I want to kiss and count every freckle that I can find on my beautiful and lovable fierce Irish rose. I want to hold Lauren Elizabeth Kelley in my arms and rest my chin on her shoulder and hug her until she knows that she is loved beyond all measure and treasured for the precious gift that she has always been to me. I want to have those Asians with freckles that our children would be—born of Lauren Elizabeth Kelley’s freckled Irish heritage and my Korean ancestry.

God Bless you Lauren Elizabeth.

May God watch over you and protect you from all harm—even that you cause yourself.

I hope God gives you the strength to fight your addictions and the wisdom to see the truth about what the alcohol and drugs are doing to you.

I pray that God grants you the serenity and peace you will need to love yourself once again and to forgive yourself for the things your addictions have made you do.

I ask that God helps you find your way back to being the amazing, beautiful, intelligent, feisty, stubborn, strong, and devout woman He wants you to be.

Finally, may He grant you the ability to see yourself as I do and let you remember who we are to each other; let you remember the years of friendship, love and devotion we once shared; and give you the strength to make amends so we can start the future together we talked about last June.

All this in Jesus’s name I pray.

Amen.


2 Comments for 'To Have Integrity'

  1.  
    Dan
    December 11, 2012 | 9:09 am
     

    “You are only afraid if you are not in harmony with yourself.”

    ~Hermann Hesse

    “When people cheat in any arena, they diminish themselves-they threaten their own self-esteem and their relationships with others by undermining the trust they have in their ability to succeed and in their ability to be true.”

    ~Cheryl Hughes

    “Never do anything that you can’t admit doing, because if you are that ashamed of whatever it is, it’s probably wrong.”

    ~Ashly Lorenzana

    “Living with integrity means: Not settling for less than what you know you deserve in your relationships. Asking for what you want and need from others. Speaking your truth, even though it might create conflict or tension. Behaving in ways that are in harmony with your personal values. Making choices based on what you believe, and not what others believe.”

    ~Barbara De Angelis

    “I believe in integrity. Dogs have it. Humans are sometimes lacking it.”

    ~Cesar Millan

    “Integrity is not a conditional word. It doesn’t blow in the wind or change with the weather. It is your inner image of yourself, and if you look in there and see a man who won’t cheat, then you know he never will. Integrity is not a search for the rewards of integrity. Maybe all you ever get for it is the largest kick in the ass the world can provide. It is not supposed to be a productive asset.”
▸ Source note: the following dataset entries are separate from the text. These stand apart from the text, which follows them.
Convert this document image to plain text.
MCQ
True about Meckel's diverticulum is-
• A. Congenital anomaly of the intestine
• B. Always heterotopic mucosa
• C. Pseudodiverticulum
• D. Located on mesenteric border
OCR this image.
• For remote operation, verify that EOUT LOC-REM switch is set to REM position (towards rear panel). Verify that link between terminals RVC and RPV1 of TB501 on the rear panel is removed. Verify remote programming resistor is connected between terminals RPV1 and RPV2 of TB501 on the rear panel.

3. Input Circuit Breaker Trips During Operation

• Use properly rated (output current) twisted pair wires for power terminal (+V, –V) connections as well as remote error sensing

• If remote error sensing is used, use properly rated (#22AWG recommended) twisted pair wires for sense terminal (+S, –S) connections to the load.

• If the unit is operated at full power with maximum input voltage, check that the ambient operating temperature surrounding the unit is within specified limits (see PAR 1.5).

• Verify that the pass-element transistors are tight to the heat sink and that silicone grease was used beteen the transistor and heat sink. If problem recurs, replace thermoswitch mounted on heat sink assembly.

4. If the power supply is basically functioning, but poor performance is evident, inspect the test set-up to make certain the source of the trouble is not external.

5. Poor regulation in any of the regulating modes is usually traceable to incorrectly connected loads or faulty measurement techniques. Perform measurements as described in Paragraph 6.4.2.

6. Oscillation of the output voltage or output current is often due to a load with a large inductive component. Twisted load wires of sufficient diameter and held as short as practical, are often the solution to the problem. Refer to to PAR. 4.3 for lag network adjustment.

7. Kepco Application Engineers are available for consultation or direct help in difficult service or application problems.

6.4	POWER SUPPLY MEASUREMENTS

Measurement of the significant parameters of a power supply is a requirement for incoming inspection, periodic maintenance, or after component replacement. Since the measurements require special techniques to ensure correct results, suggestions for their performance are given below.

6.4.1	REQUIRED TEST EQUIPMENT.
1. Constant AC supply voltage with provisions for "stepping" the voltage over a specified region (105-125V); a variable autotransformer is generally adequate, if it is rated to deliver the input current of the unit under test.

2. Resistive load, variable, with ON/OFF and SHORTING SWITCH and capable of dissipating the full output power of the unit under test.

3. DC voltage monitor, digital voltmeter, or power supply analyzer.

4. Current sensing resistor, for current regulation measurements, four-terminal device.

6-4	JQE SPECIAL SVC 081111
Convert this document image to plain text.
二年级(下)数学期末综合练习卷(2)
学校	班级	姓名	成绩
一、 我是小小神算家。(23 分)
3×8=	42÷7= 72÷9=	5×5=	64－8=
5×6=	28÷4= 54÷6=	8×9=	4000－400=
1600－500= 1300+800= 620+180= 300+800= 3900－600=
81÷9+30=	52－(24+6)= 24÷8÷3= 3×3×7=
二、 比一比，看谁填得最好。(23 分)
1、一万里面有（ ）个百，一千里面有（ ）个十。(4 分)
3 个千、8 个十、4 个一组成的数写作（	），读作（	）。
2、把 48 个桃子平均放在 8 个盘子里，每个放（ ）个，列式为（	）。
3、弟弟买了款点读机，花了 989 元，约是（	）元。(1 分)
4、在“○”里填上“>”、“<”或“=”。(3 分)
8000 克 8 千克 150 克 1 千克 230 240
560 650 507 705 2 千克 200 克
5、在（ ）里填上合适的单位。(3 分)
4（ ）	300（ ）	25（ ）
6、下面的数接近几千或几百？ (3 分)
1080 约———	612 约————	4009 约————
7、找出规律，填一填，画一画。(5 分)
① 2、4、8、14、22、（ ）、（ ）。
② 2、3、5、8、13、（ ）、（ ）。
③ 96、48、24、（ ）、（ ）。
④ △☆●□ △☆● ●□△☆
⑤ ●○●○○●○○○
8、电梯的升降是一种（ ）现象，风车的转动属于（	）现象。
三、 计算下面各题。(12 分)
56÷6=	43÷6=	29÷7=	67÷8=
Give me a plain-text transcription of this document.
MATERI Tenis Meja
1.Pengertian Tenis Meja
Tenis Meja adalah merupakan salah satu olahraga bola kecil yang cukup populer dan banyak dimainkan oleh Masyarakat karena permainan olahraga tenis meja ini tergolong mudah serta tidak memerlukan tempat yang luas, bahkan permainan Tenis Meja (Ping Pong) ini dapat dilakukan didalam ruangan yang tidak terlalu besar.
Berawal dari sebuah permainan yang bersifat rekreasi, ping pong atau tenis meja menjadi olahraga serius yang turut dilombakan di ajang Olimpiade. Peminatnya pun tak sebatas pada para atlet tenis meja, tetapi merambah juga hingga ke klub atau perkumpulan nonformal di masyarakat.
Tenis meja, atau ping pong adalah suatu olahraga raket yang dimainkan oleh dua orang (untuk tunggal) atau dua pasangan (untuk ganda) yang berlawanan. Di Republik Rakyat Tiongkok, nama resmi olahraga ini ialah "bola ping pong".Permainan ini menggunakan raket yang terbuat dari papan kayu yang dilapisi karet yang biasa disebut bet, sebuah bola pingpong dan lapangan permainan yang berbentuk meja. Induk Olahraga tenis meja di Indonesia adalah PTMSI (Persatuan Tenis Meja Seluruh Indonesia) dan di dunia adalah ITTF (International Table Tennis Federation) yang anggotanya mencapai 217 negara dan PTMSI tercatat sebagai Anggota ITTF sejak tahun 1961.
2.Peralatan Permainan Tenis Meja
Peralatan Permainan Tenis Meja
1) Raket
    ~John D. MacDonald, The Turquoise Lament

    “Wisdom is knowing the right path to take. Integrity is taking it.”

    ~M.H. McKee

  2.  
    Dan
    December 11, 2012 | 9:34 am
     

    I would add this quote and remind Lauren Elizabeth Kelley of some of the things she has tried to deny over the past eighteen months… things that she did not want to be responsible for and ask her why that would be?

    “Never do anything that you can’t admit doing, because if you are that ashamed of whatever it is, it’s probably wrong.”